TRON Translational Oncology, Mainz, Germany.
Faculty of Biology, Johannes Gutenberg University Mainz, Mainz, Germany.
Nat Rev Drug Discov. 2022 Apr;21(4):261-282. doi: 10.1038/s41573-021-00387-y. Epub 2022 Feb 1.
Somatic mutations in cancer cells can generate tumour-specific neoepitopes, which are recognized by autologous T cells in the host. As neoepitopes are not subject to central immune tolerance and are not expressed in healthy tissues, they are attractive targets for therapeutic cancer vaccines. Because the vast majority of cancer mutations are unique to the individual patient, harnessing the full potential of this rich source of targets requires individualized treatment approaches. Many computational algorithms and machine-learning tools have been developed to identify mutations in sequence data, to prioritize those that are more likely to be recognized by T cells and to design tailored vaccines for every patient. In this Review, we fill the gaps between the understanding of basic mechanisms of T cell recognition of neoantigens and the computational approaches for discovery of somatic mutations and neoantigen prediction for cancer immunotherapy. We present a new classification of neoantigens, distinguishing between guarding, restrained and ignored neoantigens, based on how they confer proficient antitumour immunity in a given clinical context. Such context-based differentiation will contribute to a framework that connects neoantigen biology to the clinical setting and medical peculiarities of cancer, and will enable future neoantigen-based therapies to provide greater clinical benefit.
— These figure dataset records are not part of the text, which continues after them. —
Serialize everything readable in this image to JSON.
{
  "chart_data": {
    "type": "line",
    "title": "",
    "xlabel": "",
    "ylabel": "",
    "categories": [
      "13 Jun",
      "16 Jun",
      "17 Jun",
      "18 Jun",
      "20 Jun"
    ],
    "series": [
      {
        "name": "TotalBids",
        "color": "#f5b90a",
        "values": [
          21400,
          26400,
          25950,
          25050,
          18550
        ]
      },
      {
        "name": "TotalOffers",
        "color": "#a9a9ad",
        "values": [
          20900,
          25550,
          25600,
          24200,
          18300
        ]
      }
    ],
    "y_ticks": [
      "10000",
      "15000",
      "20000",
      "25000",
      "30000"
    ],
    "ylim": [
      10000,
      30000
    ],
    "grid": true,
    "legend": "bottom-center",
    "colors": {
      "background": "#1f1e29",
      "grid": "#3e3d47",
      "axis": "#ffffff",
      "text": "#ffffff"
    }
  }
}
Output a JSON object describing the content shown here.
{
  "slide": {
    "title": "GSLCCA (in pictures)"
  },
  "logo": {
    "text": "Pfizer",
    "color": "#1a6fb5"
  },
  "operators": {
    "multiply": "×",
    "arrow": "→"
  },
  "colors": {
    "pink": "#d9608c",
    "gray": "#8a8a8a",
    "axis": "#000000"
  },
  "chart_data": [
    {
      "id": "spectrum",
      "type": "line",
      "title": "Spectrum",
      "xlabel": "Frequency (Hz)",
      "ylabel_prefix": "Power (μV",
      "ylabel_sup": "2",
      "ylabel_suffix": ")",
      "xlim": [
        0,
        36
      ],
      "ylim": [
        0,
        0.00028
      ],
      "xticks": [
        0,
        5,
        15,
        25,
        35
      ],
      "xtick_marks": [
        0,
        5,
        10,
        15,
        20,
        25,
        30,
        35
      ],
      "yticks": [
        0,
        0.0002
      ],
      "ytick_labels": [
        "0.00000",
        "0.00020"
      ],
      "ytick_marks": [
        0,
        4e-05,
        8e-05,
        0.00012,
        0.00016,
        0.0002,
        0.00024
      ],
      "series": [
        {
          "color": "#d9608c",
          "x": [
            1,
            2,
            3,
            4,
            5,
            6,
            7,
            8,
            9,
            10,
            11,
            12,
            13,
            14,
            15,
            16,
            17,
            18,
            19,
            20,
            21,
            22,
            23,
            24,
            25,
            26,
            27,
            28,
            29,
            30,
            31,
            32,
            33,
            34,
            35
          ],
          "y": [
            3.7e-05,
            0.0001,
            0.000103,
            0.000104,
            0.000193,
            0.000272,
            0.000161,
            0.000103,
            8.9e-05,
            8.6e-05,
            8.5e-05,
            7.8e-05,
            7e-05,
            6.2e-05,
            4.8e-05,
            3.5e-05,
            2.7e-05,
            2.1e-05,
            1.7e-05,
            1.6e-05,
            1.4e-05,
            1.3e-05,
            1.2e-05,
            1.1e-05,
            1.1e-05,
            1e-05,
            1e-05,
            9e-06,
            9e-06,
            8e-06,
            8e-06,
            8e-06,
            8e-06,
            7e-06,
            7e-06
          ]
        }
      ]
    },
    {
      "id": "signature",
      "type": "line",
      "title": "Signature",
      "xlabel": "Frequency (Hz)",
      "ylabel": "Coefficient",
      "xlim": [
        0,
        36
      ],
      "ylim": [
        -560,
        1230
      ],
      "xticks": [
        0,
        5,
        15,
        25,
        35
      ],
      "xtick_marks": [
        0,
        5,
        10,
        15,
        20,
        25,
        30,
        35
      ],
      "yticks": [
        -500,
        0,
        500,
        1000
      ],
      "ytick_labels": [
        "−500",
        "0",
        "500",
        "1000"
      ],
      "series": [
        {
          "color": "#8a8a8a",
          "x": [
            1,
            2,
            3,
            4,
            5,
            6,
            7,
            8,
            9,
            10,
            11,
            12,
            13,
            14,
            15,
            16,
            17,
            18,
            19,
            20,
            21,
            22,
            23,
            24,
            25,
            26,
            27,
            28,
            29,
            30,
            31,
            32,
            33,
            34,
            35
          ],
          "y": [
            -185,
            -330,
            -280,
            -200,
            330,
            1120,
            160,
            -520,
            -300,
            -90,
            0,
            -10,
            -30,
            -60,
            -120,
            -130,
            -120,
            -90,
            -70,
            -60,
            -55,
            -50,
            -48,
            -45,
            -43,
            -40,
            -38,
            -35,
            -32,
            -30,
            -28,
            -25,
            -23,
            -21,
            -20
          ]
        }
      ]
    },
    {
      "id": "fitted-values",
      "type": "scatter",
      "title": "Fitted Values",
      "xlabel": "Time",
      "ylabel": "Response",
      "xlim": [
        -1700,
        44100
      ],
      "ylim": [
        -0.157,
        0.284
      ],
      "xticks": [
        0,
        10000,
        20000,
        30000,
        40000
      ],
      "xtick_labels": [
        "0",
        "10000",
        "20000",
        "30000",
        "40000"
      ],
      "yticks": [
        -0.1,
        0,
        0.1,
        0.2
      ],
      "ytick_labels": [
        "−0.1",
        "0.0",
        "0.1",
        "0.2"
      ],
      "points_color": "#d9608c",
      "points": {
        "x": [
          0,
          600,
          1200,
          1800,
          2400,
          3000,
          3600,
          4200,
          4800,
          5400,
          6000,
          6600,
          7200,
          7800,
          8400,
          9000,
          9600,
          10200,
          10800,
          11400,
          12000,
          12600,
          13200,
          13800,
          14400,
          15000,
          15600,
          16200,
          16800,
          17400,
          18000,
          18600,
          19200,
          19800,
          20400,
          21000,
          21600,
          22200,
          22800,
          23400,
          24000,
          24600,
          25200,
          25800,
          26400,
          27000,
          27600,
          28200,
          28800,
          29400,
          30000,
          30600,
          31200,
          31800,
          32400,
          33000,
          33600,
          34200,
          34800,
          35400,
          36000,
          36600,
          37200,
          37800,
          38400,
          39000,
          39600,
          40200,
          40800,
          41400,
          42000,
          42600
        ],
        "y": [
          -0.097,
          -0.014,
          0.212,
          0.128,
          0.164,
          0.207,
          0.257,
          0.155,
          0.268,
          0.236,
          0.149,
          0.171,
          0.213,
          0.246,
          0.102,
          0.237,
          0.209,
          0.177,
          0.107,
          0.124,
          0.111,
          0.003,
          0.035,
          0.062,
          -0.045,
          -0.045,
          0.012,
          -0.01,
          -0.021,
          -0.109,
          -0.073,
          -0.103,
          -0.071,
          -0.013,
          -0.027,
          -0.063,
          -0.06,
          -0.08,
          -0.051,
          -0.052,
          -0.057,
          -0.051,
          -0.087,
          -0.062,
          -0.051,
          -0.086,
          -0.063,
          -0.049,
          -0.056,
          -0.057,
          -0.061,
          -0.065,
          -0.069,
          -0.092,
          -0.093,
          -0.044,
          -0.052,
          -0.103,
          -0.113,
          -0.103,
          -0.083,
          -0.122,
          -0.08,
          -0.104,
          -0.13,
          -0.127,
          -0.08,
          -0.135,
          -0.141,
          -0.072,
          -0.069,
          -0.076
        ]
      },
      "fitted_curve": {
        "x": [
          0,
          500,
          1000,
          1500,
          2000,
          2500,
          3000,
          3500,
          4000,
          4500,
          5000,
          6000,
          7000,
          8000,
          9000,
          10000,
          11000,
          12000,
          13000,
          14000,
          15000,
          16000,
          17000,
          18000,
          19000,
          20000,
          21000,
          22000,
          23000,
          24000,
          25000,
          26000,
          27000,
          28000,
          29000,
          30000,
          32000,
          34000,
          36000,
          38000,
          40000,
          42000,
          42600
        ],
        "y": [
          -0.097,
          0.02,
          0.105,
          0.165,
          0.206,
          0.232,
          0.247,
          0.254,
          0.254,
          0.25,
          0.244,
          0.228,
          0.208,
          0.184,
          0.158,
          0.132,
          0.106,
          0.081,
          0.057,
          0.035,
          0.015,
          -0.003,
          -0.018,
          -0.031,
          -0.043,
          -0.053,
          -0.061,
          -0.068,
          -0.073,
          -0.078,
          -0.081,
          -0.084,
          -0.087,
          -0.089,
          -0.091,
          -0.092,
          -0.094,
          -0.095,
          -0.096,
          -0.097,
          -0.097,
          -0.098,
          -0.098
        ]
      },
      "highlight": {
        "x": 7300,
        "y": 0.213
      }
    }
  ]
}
癌细胞中的体细胞突变可以产生肿瘤特异性新抗原,这些新抗原被宿主中的自体 T 细胞识别。由于新抗原不受中枢免疫耐受的影响,并且不在健康组织中表达,因此它们是治疗性癌症疫苗的有吸引力的靶标。由于绝大多数癌症突变是个体患者所特有的,因此需要个体化的治疗方法来充分利用这一丰富的靶标来源。已经开发了许多计算算法和机器学习工具来识别序列数据中的突变,优先考虑那些更有可能被 T 细胞识别的突变,并为每个患者设计定制的疫苗。在这篇综述中,我们填补了 T 细胞识别新抗原的基本机制与发现体细胞突变和预测癌症免疫治疗中新抗原的计算方法之间的空白。我们提出了一种新的新抗原分类,根据它们在特定临床环境中赋予有效抗肿瘤免疫的方式,将其区分守卫、限制和忽略的新抗原。这种基于上下文的区分将有助于将新抗原生物学与临床环境和癌症的医学特殊性联系起来,并使未来基于新抗原的治疗方法提供更大的临床获益。